MELBOURNE • Australian police arrested yesterday hundreds of anti-lockdown protesters in Melbourne and Sydney, with seven officers hospitalised as a result of clashes, as the country saw its highest-ever single-day rise in Covid-19 cases.
Mounted police in Melbourne used pepper spray to break up crowds of over 4,000 surging towards police lines, while smaller protest groups were prevented from congregating in Sydney by a large contingent of riot police.
Police in Victoria said 218 people were arrested in the state capital Melbourne, and 236 fines issued. Also, three people were kept in custody for assaulting police. Those arrested face fines of A$5,452 ($5,300) each for breaching public health orders.
Police in New South Wales, of which Sydney is the capital, said they charged 47 people with breaching public health orders or resisting arrest, among other offences, and issued more than 260 fines ranging from A$50 to A$3,000. The police said about 250 people made it to the city for the protest.
Sydney, Australia's biggest city with more than five million people, has been in a strict lockdown for more than two months, failing to curb an outbreak that has spread across internal borders and as far as neighbouring New Zealand.
The majority of the 894 cases reported across Australia yesterday were found in Sydney, the country's epicentre of the Delta variant-fuelled outbreak.
"We are in a very serious situation in New South Wales," state Health Minister Brad Hazzard said. "There is no time to be selfish, it's time to think of the broader community and your families."
Police patrolled Sydney's streets and blocked private and public transport into the city centre to reduce the number of people gathering at an unauthorised protest.

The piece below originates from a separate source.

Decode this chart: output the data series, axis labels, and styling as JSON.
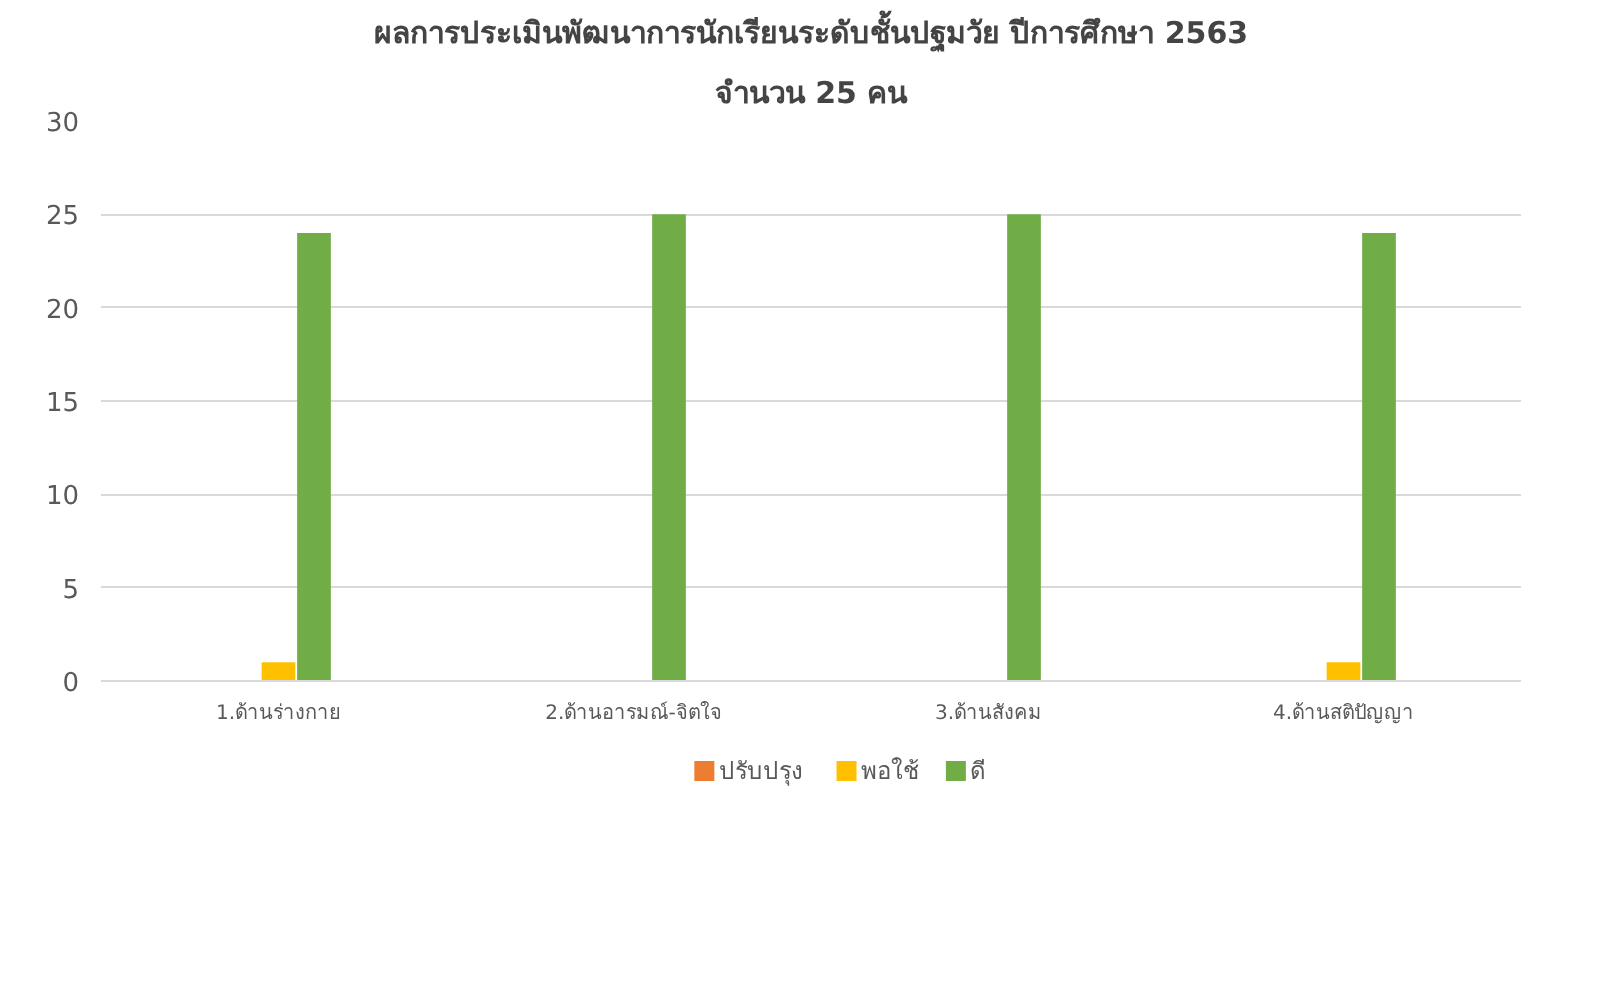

In Melbourne, the country's second-most populous city, a large crowd managed to march and some clashed with police, after a local lockdown was expanded to cover the entire state.
Victoria Police Chief Commissioner Shane Patton had earlier warned people to stay away from the protest, saying it was "just ridiculous to think people would be so selfish and come and do this".
Several hundred people showed up for a peaceful protest in Queensland's capital Brisbane, which is not in lockdown.
Just 7 per cent of Australians support the often-violent protests, according to a late-July poll by market research firm Utting Research.
Compliance with public health rules has been one of the key reasons cited for Australia's success, relative to other rich countries, in managing the pandemic. But the country has been struggling to rein in the third wave of infections that began in Sydney in mid-June.
Australia has had about 43,000 Covid-19 cases and 978 deaths. But while those numbers are low, only about a third of Australians aged 16 and above have been fully vaccinated, according to federal health ministry data released yesterday.
New South Wales officials reported three deaths and 516 people in hospital yesterday. Of the 85 people in intensive care, 76 were unvaccinated, officials said.
At least 96 people were active in the community during their infectious period, and there were a number of breaches of public health orders, all slowing the efforts to curtail the outbreak.
Melbourne, which is in its sixth lockdown, announced 61 new cases, according to a tweet from the health department.
State Premier Daniel Andrews announced regional Victoria's lockdown yesterday due to the large number of mystery infections and a surge of new cases and exposure sites outside Melbourne.
"This is not where we wanted to be as a community. It's not a decision we wanted to make after Victorians have sacrificed so much, but we have no other option," Mr Andrews said. "Cases need to be lower and vaccination rates need to be higher."